Presentation Information
[3Yin-A-52]Comparison of Accuracies of LLMs for Slot Extraction in a Medical Interview Training System
〇Naoki Sakaguchi1, Chee Siang Leow1, Hiromitsu Nishizaki1, Takehito Utsuro2, Junichi Hoshino2, Kentaro Takagaki1,3, Kenichi Kawabata1, Shoji Suzuki1 (1. University of Yamanashi, 2. University of Tsukuba, 3. Institute of Science Tokyo)
Keywords:
Large Language Model,Clinical Interview Training,Slot Filling,Automated Dialogue Assessment
Automatic extraction of interview slots from medical dialogue is essential for providing quantitative feedback in clinical interview training systems. However, systematic benchmarks comparing slot extraction accuracy across large language models (LLMs), particularly locally deployable ones that address privacy and cost concerns, remain scarce. This study evaluates slot extraction performance of several locally deployable LLMs against a GPT-4o baseline using 232 Japanese medical dialogue test cases covering five chief complaints.
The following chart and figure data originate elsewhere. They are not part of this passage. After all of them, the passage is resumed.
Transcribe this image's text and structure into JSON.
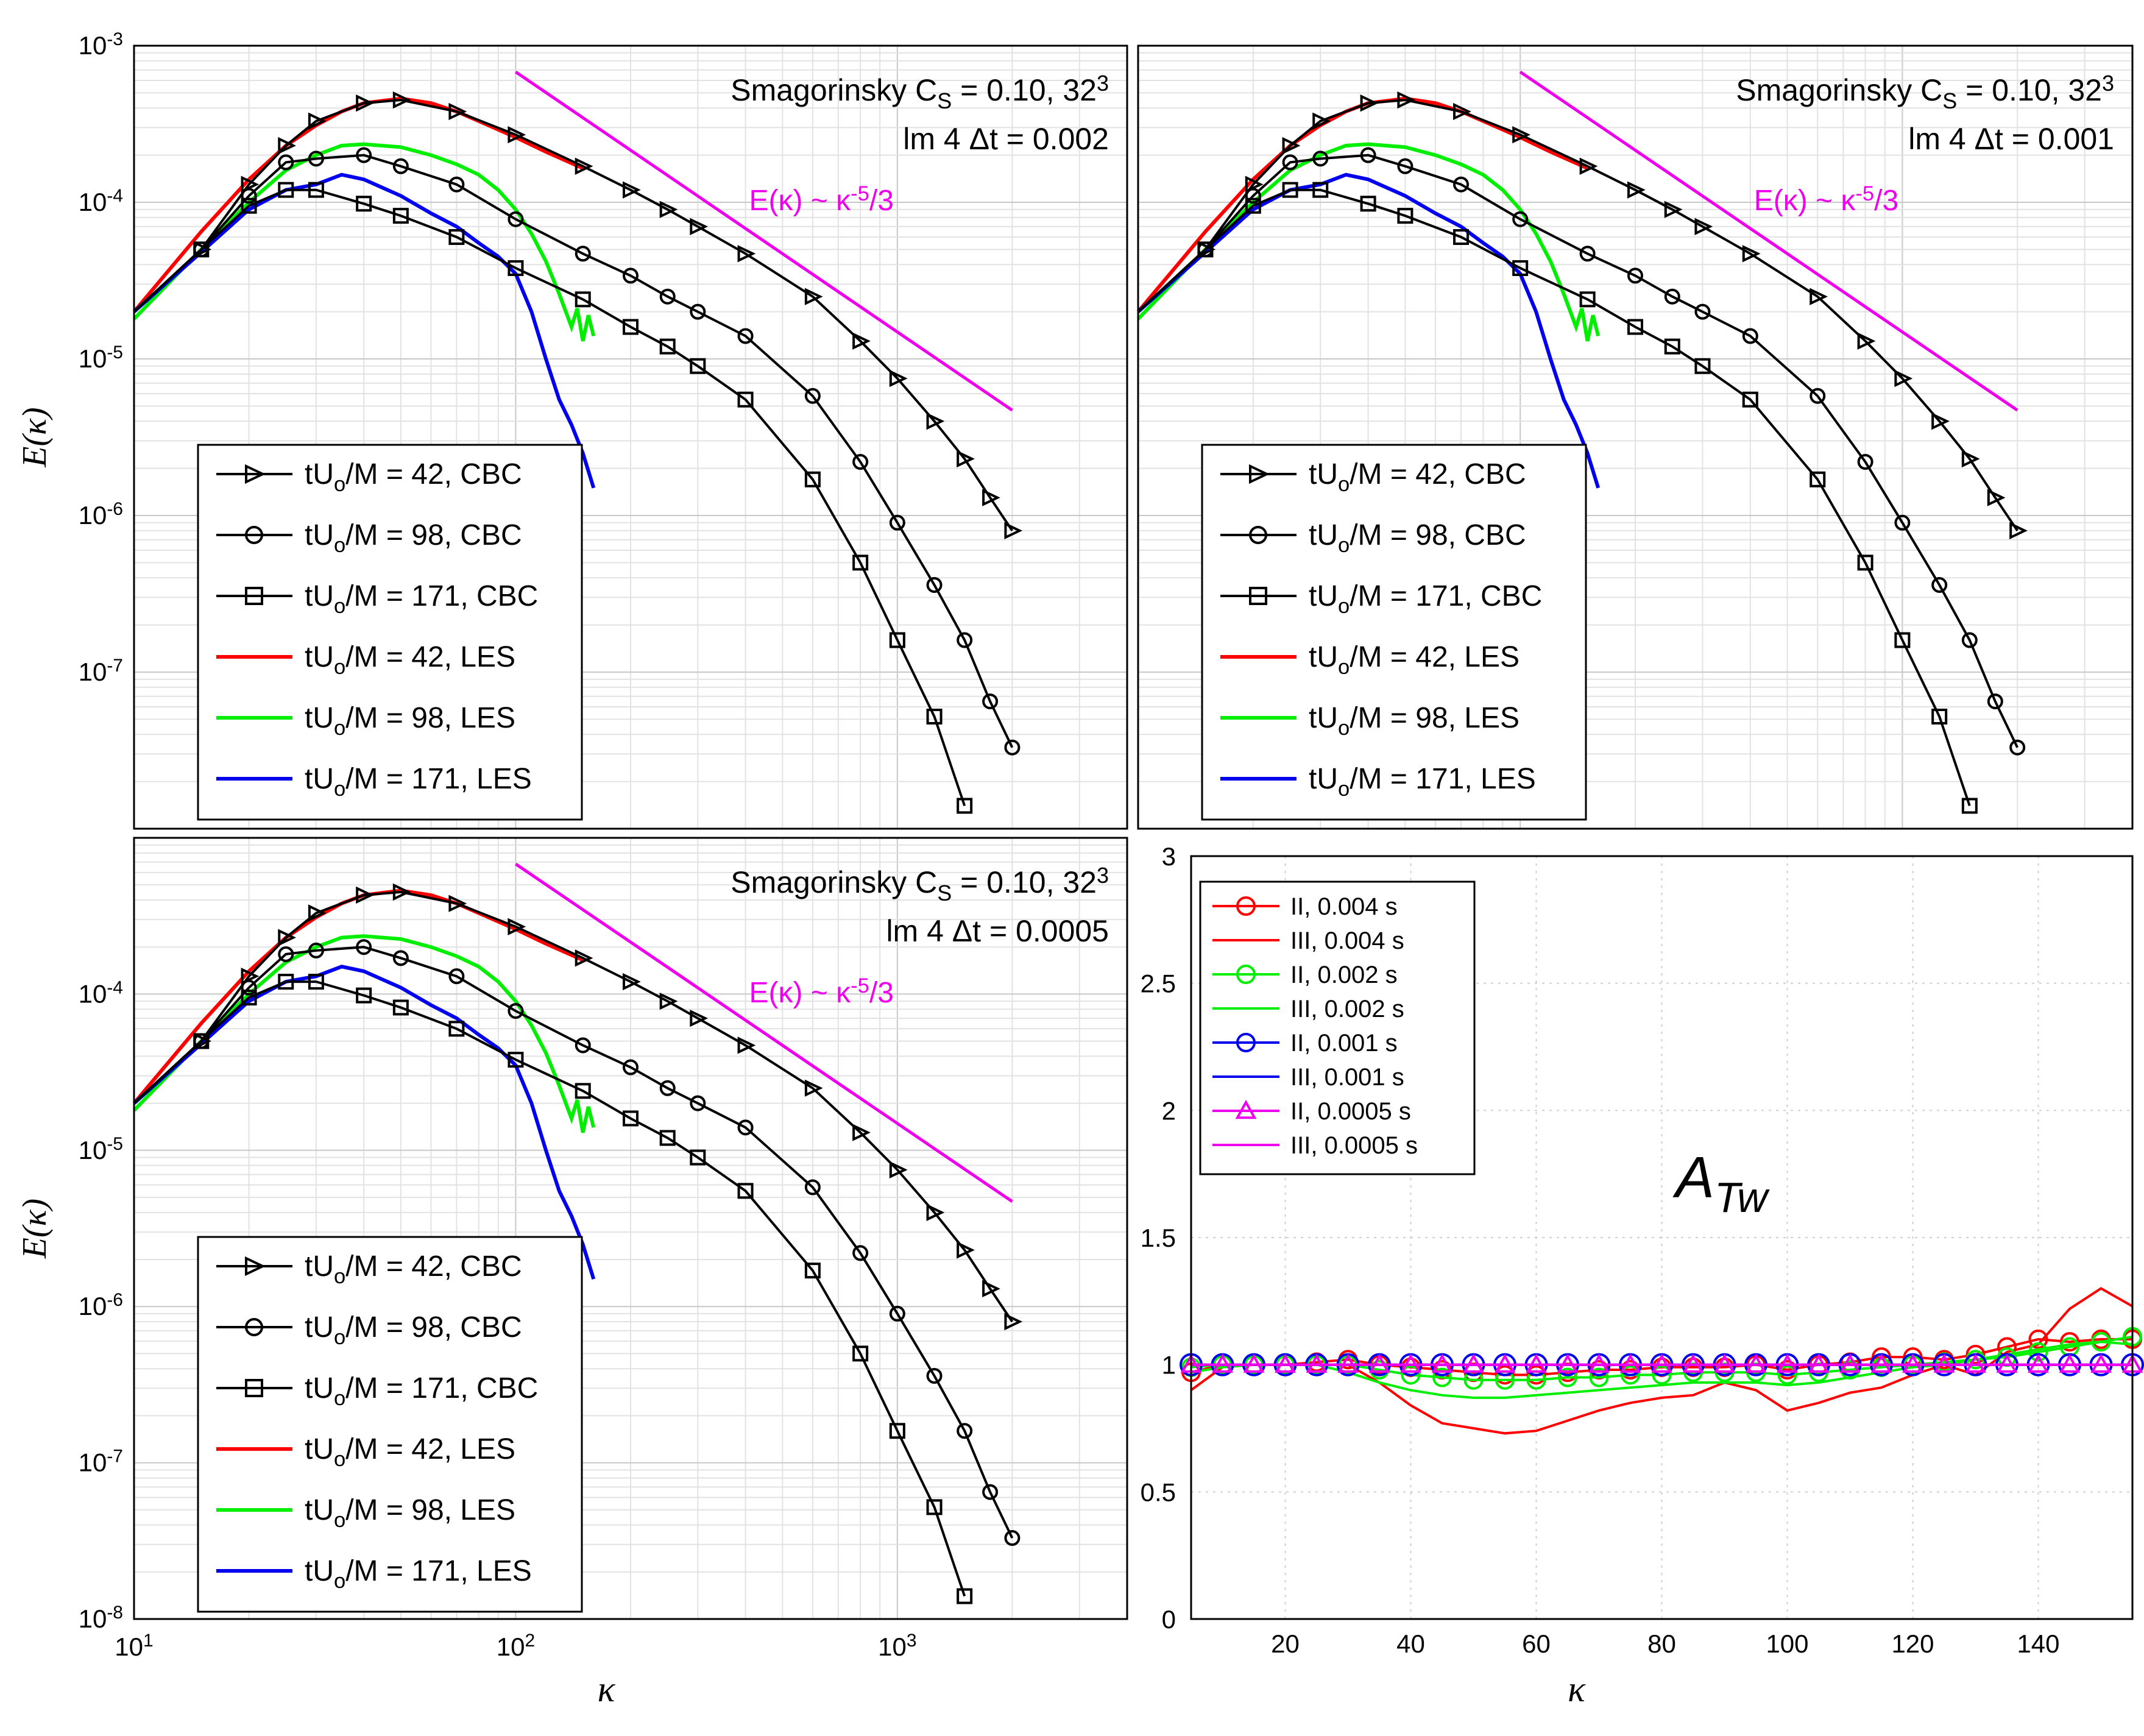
{
  "chart_data": [
    {
      "type": "line",
      "panel": "top-left",
      "xscale": "log",
      "yscale": "log",
      "xlim": [
        10,
        4000
      ],
      "ylim": [
        1e-08,
        0.001
      ],
      "ylabel": "E(κ)",
      "yticks": [
        "10^-3",
        "10^-4",
        "10^-5",
        "10^-6",
        "10^-7"
      ],
      "annotation_line1": "Smagorinsky C_S = 0.10, 32^3",
      "annotation_line2": "lm 4 Δt = 0.002",
      "slope_label": "E(κ) ~ κ^-5/3",
      "slope_line": {
        "x": [
          100,
          2000
        ],
        "y": [
          0.00068,
          4.7e-06
        ]
      },
      "legend_position": "bottom-left",
      "series": [
        {
          "name": "tU_o/M = 42, CBC",
          "color": "#000000",
          "marker": "triangle-right",
          "x": [
            10,
            15,
            20,
            25,
            30,
            40,
            50,
            70,
            100,
            150,
            200,
            250,
            300,
            400,
            600,
            800,
            1000,
            1250,
            1500,
            1750,
            2000
          ],
          "y": [
            2e-05,
            5e-05,
            0.00013,
            0.00023,
            0.00033,
            0.00043,
            0.00045,
            0.00038,
            0.00027,
            0.00017,
            0.00012,
            9e-05,
            7e-05,
            4.7e-05,
            2.5e-05,
            1.3e-05,
            7.5e-06,
            4e-06,
            2.3e-06,
            1.3e-06,
            8e-07
          ]
        },
        {
          "name": "tU_o/M = 98, CBC",
          "color": "#000000",
          "marker": "circle",
          "x": [
            10,
            15,
            20,
            25,
            30,
            40,
            50,
            70,
            100,
            150,
            200,
            250,
            300,
            400,
            600,
            800,
            1000,
            1250,
            1500,
            1750,
            2000
          ],
          "y": [
            2e-05,
            5e-05,
            0.00011,
            0.00018,
            0.00019,
            0.0002,
            0.00017,
            0.00013,
            7.8e-05,
            4.7e-05,
            3.4e-05,
            2.5e-05,
            2e-05,
            1.4e-05,
            5.8e-06,
            2.2e-06,
            9e-07,
            3.6e-07,
            1.6e-07,
            6.5e-08,
            3.3e-08
          ]
        },
        {
          "name": "tU_o/M = 171, CBC",
          "color": "#000000",
          "marker": "square",
          "x": [
            10,
            15,
            20,
            25,
            30,
            40,
            50,
            70,
            100,
            150,
            200,
            250,
            300,
            400,
            600,
            800,
            1000,
            1250,
            1500
          ],
          "y": [
            2e-05,
            5e-05,
            9.5e-05,
            0.00012,
            0.00012,
            9.8e-05,
            8.2e-05,
            6e-05,
            3.8e-05,
            2.4e-05,
            1.6e-05,
            1.2e-05,
            9e-06,
            5.5e-06,
            1.7e-06,
            5e-07,
            1.6e-07,
            5.2e-08,
            1.4e-08
          ]
        },
        {
          "name": "tU_o/M = 42, LES",
          "color": "#ff0000",
          "marker": "none",
          "x": [
            10,
            15,
            20,
            25,
            30,
            35,
            40,
            50,
            60,
            70,
            80,
            100,
            120,
            150
          ],
          "y": [
            2e-05,
            6.5e-05,
            0.00014,
            0.00023,
            0.00031,
            0.00038,
            0.00043,
            0.00046,
            0.00043,
            0.00038,
            0.00033,
            0.00026,
            0.00021,
            0.000165
          ]
        },
        {
          "name": "tU_o/M = 98, LES",
          "color": "#00ee00",
          "marker": "none",
          "x": [
            10,
            15,
            20,
            25,
            30,
            35,
            40,
            50,
            60,
            70,
            80,
            90,
            100,
            110,
            120,
            130,
            140,
            145,
            150,
            155,
            160
          ],
          "y": [
            1.8e-05,
            5e-05,
            0.0001,
            0.00016,
            0.0002,
            0.00023,
            0.000235,
            0.000225,
            0.0002,
            0.000175,
            0.00015,
            0.00012,
            9e-05,
            6.3e-05,
            4.2e-05,
            2.6e-05,
            1.6e-05,
            2.1e-05,
            1.3e-05,
            1.9e-05,
            1.4e-05
          ]
        },
        {
          "name": "tU_o/M = 171, LES",
          "color": "#0000ee",
          "marker": "none",
          "x": [
            10,
            15,
            20,
            25,
            30,
            35,
            40,
            50,
            60,
            70,
            80,
            90,
            100,
            110,
            120,
            130,
            140,
            150,
            160
          ],
          "y": [
            2e-05,
            4.8e-05,
            9e-05,
            0.00012,
            0.00013,
            0.00015,
            0.00014,
            0.00011,
            8.5e-05,
            7e-05,
            5.5e-05,
            4.5e-05,
            3.5e-05,
            2e-05,
            1e-05,
            5.5e-06,
            3.8e-06,
            2.5e-06,
            1.5e-06
          ]
        }
      ]
    },
    {
      "type": "line",
      "panel": "top-right",
      "xscale": "log",
      "yscale": "log",
      "xlim": [
        10,
        4000
      ],
      "ylim": [
        1e-08,
        0.001
      ],
      "annotation_line1": "Smagorinsky C_S = 0.10, 32^3",
      "annotation_line2": "lm 4 Δt = 0.001",
      "slope_label": "E(κ) ~ κ^-5/3",
      "slope_line": {
        "x": [
          100,
          2000
        ],
        "y": [
          0.00068,
          4.7e-06
        ]
      },
      "legend_position": "bottom-left",
      "series_same_as_panel": "top-left",
      "legend_labels": [
        "tU_o/M = 42, CBC",
        "tU_o/M = 98, CBC",
        "tU_o/M = 171, CBC",
        "tU_o/M = 42, LES",
        "tU_o/M = 98, LES",
        "tU_o/M = 171, LES"
      ]
    },
    {
      "type": "line",
      "panel": "bottom-left",
      "xscale": "log",
      "yscale": "log",
      "xlim": [
        10,
        4000
      ],
      "ylim": [
        1e-08,
        0.001
      ],
      "xlabel": "κ",
      "ylabel": "E(κ)",
      "xticks": [
        "10^1",
        "10^2",
        "10^3"
      ],
      "yticks": [
        "10^-4",
        "10^-5",
        "10^-6",
        "10^-7",
        "10^-8"
      ],
      "annotation_line1": "Smagorinsky C_S = 0.10, 32^3",
      "annotation_line2": "lm 4 Δt = 0.0005",
      "slope_label": "E(κ) ~ κ^-5/3",
      "slope_line": {
        "x": [
          100,
          2000
        ],
        "y": [
          0.00068,
          4.7e-06
        ]
      },
      "legend_position": "bottom-left",
      "series_same_as_panel": "top-left",
      "legend_labels": [
        "tU_o/M = 42, CBC",
        "tU_o/M = 98, CBC",
        "tU_o/M = 171, CBC",
        "tU_o/M = 42, LES",
        "tU_o/M = 98, LES",
        "tU_o/M = 171, LES"
      ]
    },
    {
      "type": "line",
      "panel": "bottom-right",
      "xscale": "linear",
      "yscale": "linear",
      "xlim": [
        5,
        155
      ],
      "ylim": [
        0,
        3
      ],
      "xlabel": "κ",
      "xticks": [
        "20",
        "40",
        "60",
        "80",
        "100",
        "120",
        "140"
      ],
      "yticks": [
        "0",
        "0.5",
        "1",
        "1.5",
        "2",
        "2.5",
        "3"
      ],
      "title": "A_Tw",
      "legend_position": "top-left",
      "series": [
        {
          "name": "II, 0.004 s",
          "color": "#ff0000",
          "marker": "circle",
          "x": [
            5,
            10,
            15,
            20,
            25,
            30,
            35,
            40,
            45,
            50,
            55,
            60,
            65,
            70,
            75,
            80,
            85,
            90,
            95,
            100,
            105,
            110,
            115,
            120,
            125,
            130,
            135,
            140,
            145,
            150,
            155
          ],
          "y": [
            0.97,
            1.0,
            1.0,
            1.0,
            1.01,
            1.02,
            1.0,
            0.99,
            0.98,
            0.97,
            0.96,
            0.96,
            0.97,
            0.98,
            0.98,
            0.99,
            0.99,
            0.99,
            1.0,
            0.98,
            1.0,
            1.01,
            1.03,
            1.03,
            1.02,
            1.04,
            1.07,
            1.1,
            1.09,
            1.1,
            1.1
          ]
        },
        {
          "name": "III, 0.004 s",
          "color": "#ff0000",
          "marker": "none",
          "x": [
            5,
            10,
            15,
            20,
            25,
            30,
            35,
            40,
            45,
            50,
            55,
            60,
            65,
            70,
            75,
            80,
            85,
            90,
            95,
            100,
            105,
            110,
            115,
            120,
            125,
            130,
            135,
            140,
            145,
            150,
            155
          ],
          "y": [
            0.9,
            0.99,
            1.0,
            1.0,
            1.0,
            1.0,
            0.93,
            0.84,
            0.77,
            0.75,
            0.73,
            0.74,
            0.78,
            0.82,
            0.85,
            0.87,
            0.88,
            0.93,
            0.9,
            0.82,
            0.85,
            0.89,
            0.91,
            0.96,
            1.0,
            0.96,
            1.05,
            1.08,
            1.22,
            1.3,
            1.23
          ]
        },
        {
          "name": "II, 0.002 s",
          "color": "#00ee00",
          "marker": "circle",
          "x": [
            5,
            10,
            15,
            20,
            25,
            30,
            35,
            40,
            45,
            50,
            55,
            60,
            65,
            70,
            75,
            80,
            85,
            90,
            95,
            100,
            105,
            110,
            115,
            120,
            125,
            130,
            135,
            140,
            145,
            150,
            155
          ],
          "y": [
            0.99,
            1.0,
            1.0,
            1.0,
            1.0,
            1.0,
            0.98,
            0.96,
            0.95,
            0.94,
            0.94,
            0.94,
            0.95,
            0.95,
            0.96,
            0.96,
            0.97,
            0.97,
            0.97,
            0.96,
            0.97,
            0.98,
            0.99,
            1.0,
            1.01,
            1.02,
            1.03,
            1.05,
            1.07,
            1.09,
            1.11
          ]
        },
        {
          "name": "III, 0.002 s",
          "color": "#00ee00",
          "marker": "none",
          "x": [
            5,
            10,
            15,
            20,
            25,
            30,
            35,
            40,
            45,
            50,
            55,
            60,
            65,
            70,
            75,
            80,
            85,
            90,
            95,
            100,
            105,
            110,
            115,
            120,
            125,
            130,
            135,
            140,
            145,
            150,
            155
          ],
          "y": [
            0.97,
            0.99,
            1.0,
            1.0,
            1.0,
            0.97,
            0.93,
            0.9,
            0.88,
            0.87,
            0.87,
            0.88,
            0.89,
            0.9,
            0.91,
            0.92,
            0.93,
            0.93,
            0.93,
            0.92,
            0.93,
            0.95,
            0.97,
            0.99,
            1.0,
            1.02,
            1.04,
            1.06,
            1.08,
            1.09,
            1.08
          ]
        },
        {
          "name": "II, 0.001 s",
          "color": "#0000ee",
          "marker": "circle",
          "x": [
            5,
            10,
            15,
            20,
            25,
            30,
            35,
            40,
            45,
            50,
            55,
            60,
            65,
            70,
            75,
            80,
            85,
            90,
            95,
            100,
            105,
            110,
            115,
            120,
            125,
            130,
            135,
            140,
            145,
            150,
            155
          ],
          "y": [
            1.0,
            1.0,
            1.0,
            1.0,
            1.0,
            1.0,
            1.0,
            1.0,
            1.0,
            1.0,
            1.0,
            1.0,
            1.0,
            1.0,
            1.0,
            1.0,
            1.0,
            1.0,
            1.0,
            1.0,
            1.0,
            1.0,
            1.0,
            1.0,
            1.0,
            1.0,
            1.0,
            1.0,
            1.0,
            1.0,
            1.0
          ]
        },
        {
          "name": "III, 0.001 s",
          "color": "#0000ee",
          "marker": "none",
          "x": [
            5,
            155
          ],
          "y": [
            1.0,
            1.0
          ]
        },
        {
          "name": "II, 0.0005 s",
          "color": "#ee00ee",
          "marker": "triangle",
          "x": [
            5,
            10,
            15,
            20,
            25,
            30,
            35,
            40,
            45,
            50,
            55,
            60,
            65,
            70,
            75,
            80,
            85,
            90,
            95,
            100,
            105,
            110,
            115,
            120,
            125,
            130,
            135,
            140,
            145,
            150,
            155
          ],
          "y": [
            1.0,
            1.0,
            1.0,
            1.0,
            1.0,
            1.0,
            1.0,
            1.0,
            1.0,
            1.0,
            1.0,
            1.0,
            1.0,
            1.0,
            1.0,
            1.0,
            1.0,
            1.0,
            1.0,
            1.0,
            1.0,
            1.0,
            1.0,
            1.0,
            1.0,
            1.0,
            1.0,
            1.0,
            1.0,
            1.0,
            1.0
          ]
        },
        {
          "name": "III, 0.0005 s",
          "color": "#ee00ee",
          "marker": "none",
          "x": [
            5,
            155
          ],
          "y": [
            1.0,
            1.0
          ]
        }
      ]
    }
  ]
}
The test set was systematically constructed around seven linguistic phenomenon categories (expression variation, indirect responses, negation, etc.), and extraction validity was assessed via a two-stage pipeline combining rule-based guardrails with an LLM-as-judge mechanism. Gemma3:4b (4B parameters) achieved the highest match rate of 80.6\%, outperforming GPT-4o (71.6\%). Inter-rater reliability among three independent LLM evaluators (GPT-4o, Claude Sonnet 4.5, Gemini 2.5 Pro) yielded Fleiss' $\kappa = 0.665$ (substantial agreement). These results demonstrate that small, locally deployable LLMs can match or exceed cloud-based models for medical slot extraction, enabling privacy-preserving and cost-effective deployment.